死海の湖
死海の湖へ行くために、オモテは渓谷を歩いていた。チョウチンの里のような明るさ、活気はなく、静かで真っ暗な道が続く。
オモテは面に集中し、目の前の道を照らしながら進んでいた。
ふと、目の端で人影を見た気がした。しかし、暗い海が続くだけでそこには誰もいない。不気味な場所だった。
暗い道の遠くでふわっと明かりが灯った。
「(!・・・死海か?)」
オモテは面の明かりを消し、ゆっくり近づいていく。
面の周りに集まっていた小魚がその光に吸い寄せられていった。
「ーーー!!!ーーーーー!!!!」
遠くの方で人の叫び声が聞こえた。声はどんどん近づいてきて、走りながら、明かりに向かっていく男が見えた。
「ーーりだ!!ーーあーりだ!!あかりだ!!!!!」
狂ったように叫びながら光のもとへ走る男、光にたどり着いたその瞬間、男がのけぞったのが見えた。
「ヒィッ!!!!!ーーー」
光の中に大きい魚の顔が見えた。チョウチンアンコウだ。だが、それは従来のチョウチンアンコウに比べ大きすぎた。全長3mはある、チョウチンアンコウの魔物だった。
「姫様!あの魔物を倒しますよ!」
そう言われた白い魚はオモテの首元から服の中に入り込んだ。
オモテは面の光を足に集め速く走るイメージをし、トンッと地面を蹴って水中をすごい速さで泳ぎ進む。

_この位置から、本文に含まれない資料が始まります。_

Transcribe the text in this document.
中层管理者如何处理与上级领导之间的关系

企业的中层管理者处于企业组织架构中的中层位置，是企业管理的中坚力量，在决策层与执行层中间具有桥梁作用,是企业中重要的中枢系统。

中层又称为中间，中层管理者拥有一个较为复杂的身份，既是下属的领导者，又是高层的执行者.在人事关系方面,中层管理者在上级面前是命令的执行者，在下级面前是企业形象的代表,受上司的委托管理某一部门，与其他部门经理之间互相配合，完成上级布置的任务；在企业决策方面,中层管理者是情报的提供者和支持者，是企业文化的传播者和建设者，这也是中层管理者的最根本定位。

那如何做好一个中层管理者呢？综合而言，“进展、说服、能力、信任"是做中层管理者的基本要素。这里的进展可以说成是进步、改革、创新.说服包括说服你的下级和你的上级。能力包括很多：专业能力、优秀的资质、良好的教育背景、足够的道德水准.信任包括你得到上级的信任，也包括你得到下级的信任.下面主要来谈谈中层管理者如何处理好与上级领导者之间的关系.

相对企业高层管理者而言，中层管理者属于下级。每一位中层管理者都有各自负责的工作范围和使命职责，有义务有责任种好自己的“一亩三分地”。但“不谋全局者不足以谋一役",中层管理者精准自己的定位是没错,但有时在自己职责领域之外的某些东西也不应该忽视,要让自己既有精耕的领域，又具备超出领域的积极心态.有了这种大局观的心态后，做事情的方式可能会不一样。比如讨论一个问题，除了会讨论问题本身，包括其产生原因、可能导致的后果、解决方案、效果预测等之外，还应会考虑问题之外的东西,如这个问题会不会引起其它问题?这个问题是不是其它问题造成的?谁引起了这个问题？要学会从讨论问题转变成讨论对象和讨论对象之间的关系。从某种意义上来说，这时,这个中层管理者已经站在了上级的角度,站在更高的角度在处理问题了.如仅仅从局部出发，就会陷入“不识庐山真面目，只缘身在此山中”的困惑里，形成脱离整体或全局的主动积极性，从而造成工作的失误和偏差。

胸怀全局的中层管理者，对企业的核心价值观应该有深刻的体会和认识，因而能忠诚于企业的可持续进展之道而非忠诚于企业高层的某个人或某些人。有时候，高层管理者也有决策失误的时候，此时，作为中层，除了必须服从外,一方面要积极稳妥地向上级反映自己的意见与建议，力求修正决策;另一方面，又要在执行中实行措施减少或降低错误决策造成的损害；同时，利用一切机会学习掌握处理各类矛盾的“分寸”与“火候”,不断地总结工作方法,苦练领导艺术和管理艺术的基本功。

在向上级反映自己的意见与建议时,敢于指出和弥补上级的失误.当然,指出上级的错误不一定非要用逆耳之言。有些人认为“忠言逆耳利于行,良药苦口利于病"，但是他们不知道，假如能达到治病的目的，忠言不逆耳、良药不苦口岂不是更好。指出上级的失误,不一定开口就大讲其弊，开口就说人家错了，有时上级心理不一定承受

チョウチンアンコウの魔物の明かりが消えかかっている。捕食したから満足、しばらく獲物はいらないということだろうか。
明かりが消える直前に魔物の元にたどり着き、オモテは魔物のエラから脳まで一気に剣を挿し込む。
「(魚と同じなら、脳の構造も同じであってくれ・・・!!)」
チョウチンアンコウは突然訪れた痛みにひどく暴れ、オモテを剣ごと振り落とす。砂埃が舞う水中で、チョウチンアンコウは血を流しながらチョウチンを灯し、自分に危害を加えた生物を探した。

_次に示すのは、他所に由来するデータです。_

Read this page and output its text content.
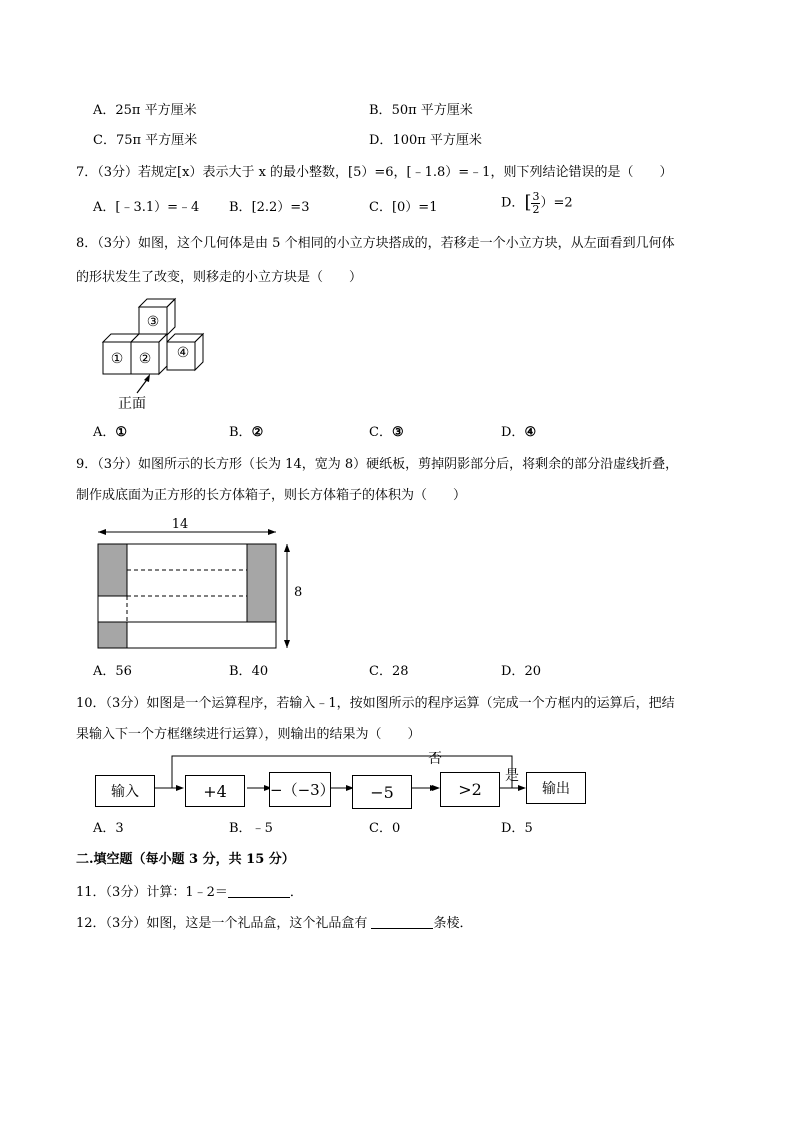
A．25π 平方厘米	B．50π 平方厘米
C．75π 平方厘米	D．100π 平方厘米
7．（3分）若规定[x）表示大于 x 的最小整数，[5）=6，[﹣1.8）=﹣1，则下列结论错误的是（　　）
A．[﹣3.1）=﹣4 B．[2.2）=3	C．[0）=1	D．[ $\frac{3}{2} )=2$
8．（3分）如图，这个几何体是由 5 个相同的小立方块搭成的，若移走一个小立方块，从左面看到几何体
的形状发生了改变，则移走的小立方块是（　　）
③
① ② ④
正面
A．①	B．②	C．③	D．④
9．（3分）如图所示的长方形（长为 14，宽为 8）硬纸板，剪掉阴影部分后，将剩余的部分沿虚线折叠，
制作成底面为正方形的长方体箱子，则长方体箱子的体积为（　　）
14
8
A．56	B．40	C．28	D．20
10．（3分）如图是一个运算程序，若输入﹣1，按如图所示的程序运算（完成一个方框内的运算后，把结
果输入下一个方框继续进行运算），则输出的结果为（　　）
输入	+4	−（−3）	−5	>2	输出
是
否
A．3	B．﹣5	C．0	D．5
二.填空题（每小题 3 分，共 15 分）
11．（3分）计算：1﹣2＝	．
12．（3分）如图，这是一个礼品盒，这个礼品盒有	条棱．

だが、明かりを灯したのは愚策だった。オモテはよく見えるようになった水中でもう一度同じエラから剣をねじり込んだ。
これが決め手となったのか、魔物は一瞬体を硬直させ、明かりをバツンと消し倒れていった。
オモテの服から白い魚が出て、魔物の体から出た光を食べていく。その様子を見ながら、オモテは魔物の腹を裂いた。
「間に合うか・・・」
胃袋を破き中から男を見つけたが、男は首と胴が分かれていた。
その後も真っ暗な渓谷でオモテはクロモチやチョウチンアンコウのような魔物に会い倒していった。この海で会う魔物は元々この海にいる水生生物に酷似している。クロモチはよくよく観察してみると巨大なナマコの類いのようであるし、今倒した長い触手を操る魔物も、クラゲのような魔物だった。

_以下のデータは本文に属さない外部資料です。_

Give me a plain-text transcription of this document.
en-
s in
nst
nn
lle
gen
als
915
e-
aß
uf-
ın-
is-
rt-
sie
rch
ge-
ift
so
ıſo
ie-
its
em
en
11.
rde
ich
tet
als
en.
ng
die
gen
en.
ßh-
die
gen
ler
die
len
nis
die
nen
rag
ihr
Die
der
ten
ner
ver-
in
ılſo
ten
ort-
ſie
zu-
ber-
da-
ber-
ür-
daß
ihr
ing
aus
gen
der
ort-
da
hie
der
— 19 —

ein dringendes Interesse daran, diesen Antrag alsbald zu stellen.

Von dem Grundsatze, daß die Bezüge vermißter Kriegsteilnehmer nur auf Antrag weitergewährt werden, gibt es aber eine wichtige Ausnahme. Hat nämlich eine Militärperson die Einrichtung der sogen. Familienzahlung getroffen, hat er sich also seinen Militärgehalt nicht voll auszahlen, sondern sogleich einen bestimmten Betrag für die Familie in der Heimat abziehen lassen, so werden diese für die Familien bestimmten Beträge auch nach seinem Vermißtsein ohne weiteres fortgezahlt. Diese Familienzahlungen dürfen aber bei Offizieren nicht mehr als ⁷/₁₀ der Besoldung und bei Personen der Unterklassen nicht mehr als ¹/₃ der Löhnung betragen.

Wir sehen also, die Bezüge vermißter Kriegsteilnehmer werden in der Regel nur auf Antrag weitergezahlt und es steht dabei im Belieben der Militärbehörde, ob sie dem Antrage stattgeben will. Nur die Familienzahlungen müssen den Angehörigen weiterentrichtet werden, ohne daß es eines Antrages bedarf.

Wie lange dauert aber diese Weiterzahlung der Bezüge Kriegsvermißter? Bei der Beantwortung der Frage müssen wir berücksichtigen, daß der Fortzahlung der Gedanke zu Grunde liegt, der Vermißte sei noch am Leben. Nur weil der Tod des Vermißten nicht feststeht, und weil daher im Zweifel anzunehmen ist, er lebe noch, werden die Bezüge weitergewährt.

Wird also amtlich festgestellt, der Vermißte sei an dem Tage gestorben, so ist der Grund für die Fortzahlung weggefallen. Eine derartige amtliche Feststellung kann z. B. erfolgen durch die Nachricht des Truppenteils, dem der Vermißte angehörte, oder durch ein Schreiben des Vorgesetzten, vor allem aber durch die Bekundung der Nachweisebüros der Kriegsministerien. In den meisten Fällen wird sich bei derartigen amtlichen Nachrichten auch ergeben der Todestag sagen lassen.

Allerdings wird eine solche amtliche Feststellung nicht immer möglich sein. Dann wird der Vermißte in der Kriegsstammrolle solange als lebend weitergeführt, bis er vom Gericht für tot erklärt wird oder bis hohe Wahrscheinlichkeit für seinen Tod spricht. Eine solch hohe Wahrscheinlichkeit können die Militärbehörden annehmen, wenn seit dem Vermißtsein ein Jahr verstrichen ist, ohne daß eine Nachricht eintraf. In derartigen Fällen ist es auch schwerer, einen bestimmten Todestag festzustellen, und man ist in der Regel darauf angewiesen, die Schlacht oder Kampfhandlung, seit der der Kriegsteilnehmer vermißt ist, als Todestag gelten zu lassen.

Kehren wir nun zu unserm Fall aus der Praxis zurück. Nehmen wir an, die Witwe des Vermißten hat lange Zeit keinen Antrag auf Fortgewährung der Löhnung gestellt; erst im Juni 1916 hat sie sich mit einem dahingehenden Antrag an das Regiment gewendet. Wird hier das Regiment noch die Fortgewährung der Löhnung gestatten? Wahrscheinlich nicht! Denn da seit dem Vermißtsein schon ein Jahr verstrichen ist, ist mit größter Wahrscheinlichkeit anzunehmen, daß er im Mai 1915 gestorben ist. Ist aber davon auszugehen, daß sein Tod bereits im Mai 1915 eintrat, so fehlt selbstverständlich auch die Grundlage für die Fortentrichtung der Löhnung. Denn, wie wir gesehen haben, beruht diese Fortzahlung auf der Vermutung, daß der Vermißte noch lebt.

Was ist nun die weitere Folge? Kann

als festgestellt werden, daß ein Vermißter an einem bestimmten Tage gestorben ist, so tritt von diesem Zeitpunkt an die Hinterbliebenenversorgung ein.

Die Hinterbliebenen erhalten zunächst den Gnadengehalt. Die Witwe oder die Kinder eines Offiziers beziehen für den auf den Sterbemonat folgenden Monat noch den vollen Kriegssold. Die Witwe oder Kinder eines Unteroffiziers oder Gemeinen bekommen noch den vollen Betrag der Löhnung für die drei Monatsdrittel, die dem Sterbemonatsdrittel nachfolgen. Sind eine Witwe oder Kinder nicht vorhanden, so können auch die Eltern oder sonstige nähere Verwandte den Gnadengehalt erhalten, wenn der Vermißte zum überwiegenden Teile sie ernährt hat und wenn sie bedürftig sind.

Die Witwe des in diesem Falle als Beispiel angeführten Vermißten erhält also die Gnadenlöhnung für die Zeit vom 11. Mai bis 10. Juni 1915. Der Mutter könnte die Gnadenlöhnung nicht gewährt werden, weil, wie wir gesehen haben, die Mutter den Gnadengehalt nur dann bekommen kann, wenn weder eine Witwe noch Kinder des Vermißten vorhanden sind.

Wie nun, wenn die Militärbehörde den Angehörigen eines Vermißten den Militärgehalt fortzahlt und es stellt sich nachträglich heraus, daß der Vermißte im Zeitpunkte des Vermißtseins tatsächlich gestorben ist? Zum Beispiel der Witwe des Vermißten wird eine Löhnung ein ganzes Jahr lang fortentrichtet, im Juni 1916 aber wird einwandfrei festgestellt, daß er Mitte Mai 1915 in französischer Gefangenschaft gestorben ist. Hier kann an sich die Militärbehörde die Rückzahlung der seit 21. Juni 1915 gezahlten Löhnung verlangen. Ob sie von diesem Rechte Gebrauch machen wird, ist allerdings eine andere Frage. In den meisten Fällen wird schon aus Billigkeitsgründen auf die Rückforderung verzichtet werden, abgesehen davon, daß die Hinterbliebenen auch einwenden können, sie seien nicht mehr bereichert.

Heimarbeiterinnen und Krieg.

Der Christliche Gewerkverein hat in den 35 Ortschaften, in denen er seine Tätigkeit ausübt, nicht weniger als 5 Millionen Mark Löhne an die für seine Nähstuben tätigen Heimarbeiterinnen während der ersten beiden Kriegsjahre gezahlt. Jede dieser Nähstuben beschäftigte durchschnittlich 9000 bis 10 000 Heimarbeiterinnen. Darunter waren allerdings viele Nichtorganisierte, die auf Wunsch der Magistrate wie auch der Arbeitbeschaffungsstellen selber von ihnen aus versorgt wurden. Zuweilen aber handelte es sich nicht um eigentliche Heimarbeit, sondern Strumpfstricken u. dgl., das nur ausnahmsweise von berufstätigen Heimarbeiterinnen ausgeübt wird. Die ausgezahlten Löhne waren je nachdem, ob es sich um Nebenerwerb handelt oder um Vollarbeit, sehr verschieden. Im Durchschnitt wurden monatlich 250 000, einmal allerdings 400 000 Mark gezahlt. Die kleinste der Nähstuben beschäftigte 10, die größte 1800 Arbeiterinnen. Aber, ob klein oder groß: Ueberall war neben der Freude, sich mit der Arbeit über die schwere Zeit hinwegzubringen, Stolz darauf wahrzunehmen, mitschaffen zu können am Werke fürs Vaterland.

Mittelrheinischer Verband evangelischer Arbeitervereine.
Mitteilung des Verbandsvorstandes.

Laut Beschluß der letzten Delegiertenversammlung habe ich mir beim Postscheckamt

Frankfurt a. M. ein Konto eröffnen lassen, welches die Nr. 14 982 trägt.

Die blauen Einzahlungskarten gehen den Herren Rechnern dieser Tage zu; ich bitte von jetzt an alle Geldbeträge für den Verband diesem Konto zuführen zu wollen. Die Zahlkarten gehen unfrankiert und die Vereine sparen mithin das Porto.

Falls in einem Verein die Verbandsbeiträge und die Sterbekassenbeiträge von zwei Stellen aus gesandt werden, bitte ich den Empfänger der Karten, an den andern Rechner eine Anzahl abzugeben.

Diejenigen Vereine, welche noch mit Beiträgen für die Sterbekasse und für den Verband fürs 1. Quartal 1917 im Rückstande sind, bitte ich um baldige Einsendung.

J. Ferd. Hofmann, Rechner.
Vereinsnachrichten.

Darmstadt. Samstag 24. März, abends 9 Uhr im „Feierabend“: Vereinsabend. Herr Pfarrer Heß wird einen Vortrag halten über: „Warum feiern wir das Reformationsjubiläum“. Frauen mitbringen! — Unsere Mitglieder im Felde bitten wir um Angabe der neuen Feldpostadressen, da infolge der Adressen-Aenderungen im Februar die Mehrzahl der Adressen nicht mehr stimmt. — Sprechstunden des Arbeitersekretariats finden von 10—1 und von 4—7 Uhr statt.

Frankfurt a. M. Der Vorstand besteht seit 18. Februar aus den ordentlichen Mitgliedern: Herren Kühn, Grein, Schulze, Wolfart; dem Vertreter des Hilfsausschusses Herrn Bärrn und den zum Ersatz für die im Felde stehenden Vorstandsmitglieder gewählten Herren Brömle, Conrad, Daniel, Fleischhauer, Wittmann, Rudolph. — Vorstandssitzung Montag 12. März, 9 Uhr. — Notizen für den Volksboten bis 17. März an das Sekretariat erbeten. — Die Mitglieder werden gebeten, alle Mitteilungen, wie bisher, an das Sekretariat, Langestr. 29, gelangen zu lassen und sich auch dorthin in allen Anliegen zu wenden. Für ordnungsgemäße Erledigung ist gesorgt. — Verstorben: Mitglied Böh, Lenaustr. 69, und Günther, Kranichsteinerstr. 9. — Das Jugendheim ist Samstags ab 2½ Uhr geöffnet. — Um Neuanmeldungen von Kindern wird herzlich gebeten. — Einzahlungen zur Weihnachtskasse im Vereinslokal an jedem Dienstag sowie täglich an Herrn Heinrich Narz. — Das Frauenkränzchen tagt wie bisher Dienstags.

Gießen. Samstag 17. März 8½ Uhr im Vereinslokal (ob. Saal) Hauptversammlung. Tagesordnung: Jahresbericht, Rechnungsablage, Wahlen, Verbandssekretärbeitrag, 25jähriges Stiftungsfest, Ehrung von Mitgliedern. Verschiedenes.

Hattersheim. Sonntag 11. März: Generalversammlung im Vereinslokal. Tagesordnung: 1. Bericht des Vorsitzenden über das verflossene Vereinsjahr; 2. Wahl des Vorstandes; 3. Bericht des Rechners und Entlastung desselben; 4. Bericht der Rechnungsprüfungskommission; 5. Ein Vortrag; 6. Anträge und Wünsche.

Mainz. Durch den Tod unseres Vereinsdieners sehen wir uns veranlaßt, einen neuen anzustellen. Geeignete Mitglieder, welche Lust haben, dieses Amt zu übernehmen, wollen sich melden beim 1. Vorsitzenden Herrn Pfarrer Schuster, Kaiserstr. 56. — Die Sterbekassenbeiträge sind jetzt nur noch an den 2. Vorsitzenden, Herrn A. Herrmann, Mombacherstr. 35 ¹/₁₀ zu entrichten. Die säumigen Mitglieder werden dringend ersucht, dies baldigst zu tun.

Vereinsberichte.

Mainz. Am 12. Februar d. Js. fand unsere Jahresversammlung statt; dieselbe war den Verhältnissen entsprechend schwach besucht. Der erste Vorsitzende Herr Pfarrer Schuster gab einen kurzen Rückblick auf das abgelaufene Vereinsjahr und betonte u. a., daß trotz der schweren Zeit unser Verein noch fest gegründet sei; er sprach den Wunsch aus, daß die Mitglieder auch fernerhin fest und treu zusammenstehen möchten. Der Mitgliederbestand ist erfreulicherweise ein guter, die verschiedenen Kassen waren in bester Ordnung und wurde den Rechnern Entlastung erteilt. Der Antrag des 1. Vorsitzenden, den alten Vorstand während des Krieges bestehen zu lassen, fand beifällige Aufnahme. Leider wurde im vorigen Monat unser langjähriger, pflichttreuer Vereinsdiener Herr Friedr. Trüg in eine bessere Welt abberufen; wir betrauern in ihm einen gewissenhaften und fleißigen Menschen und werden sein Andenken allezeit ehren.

「(我々も元は原始的な水生生物から進化したと言われているし、もしかしたら魔物も同じ水生生物から変化していったのかもしれないな。)」
オモテの頭上にそびえ立つ渓谷の間を、全長100mはあろうかというタカアシガニの魔物が歩いて渡っていった。そのようすを眺めつつ、オモテは先を急いだ。
「(見えてきたな。)」
渓谷を抜けた先に、大きな湖があった。オモテは湖というものを見たことがない。今まではため池のような小さい水たまりは見たことがあったが、ここまで大きな水たまりは初めてだった。
「(水の中に溶けている物質の種類や量がちがうから、別の層に分かれて見える。これがスープや水たまりの正体だったな。)」
オチョウの話では、死海の湖の名のとおり、触れたら死んでしまう成分が含まれているらしい。確かに、よく見ると湖の中には蟹の骨格や見たことのない生物の死骸が沈んでいた。
「(しかし、湖の周りにも生きている生物がいるのだな。よくわからないチューブ状の生物や貝が密集している。どうやって生きているのだろうか。)」
次にオモテは湖の中央に目をやった。そこには岩山があり、洞窟の入り口にヒカリカイメンの明かりが灯っているのが見えた。どうやら、死海の本拠地はあそこのようだ。
「姫様、これから死海に乗り込みます。危険ですので、決して離れないでいてくださいね。」
白い魚は再びオモテの首元から服の中に隠れた。
死海の湖のモチーフは、地球上に存在する塩水溜まりです。理論的にはなぜ発生するのかわかるのですが、海の中に湖があるなんてとても不思議に感じませんか?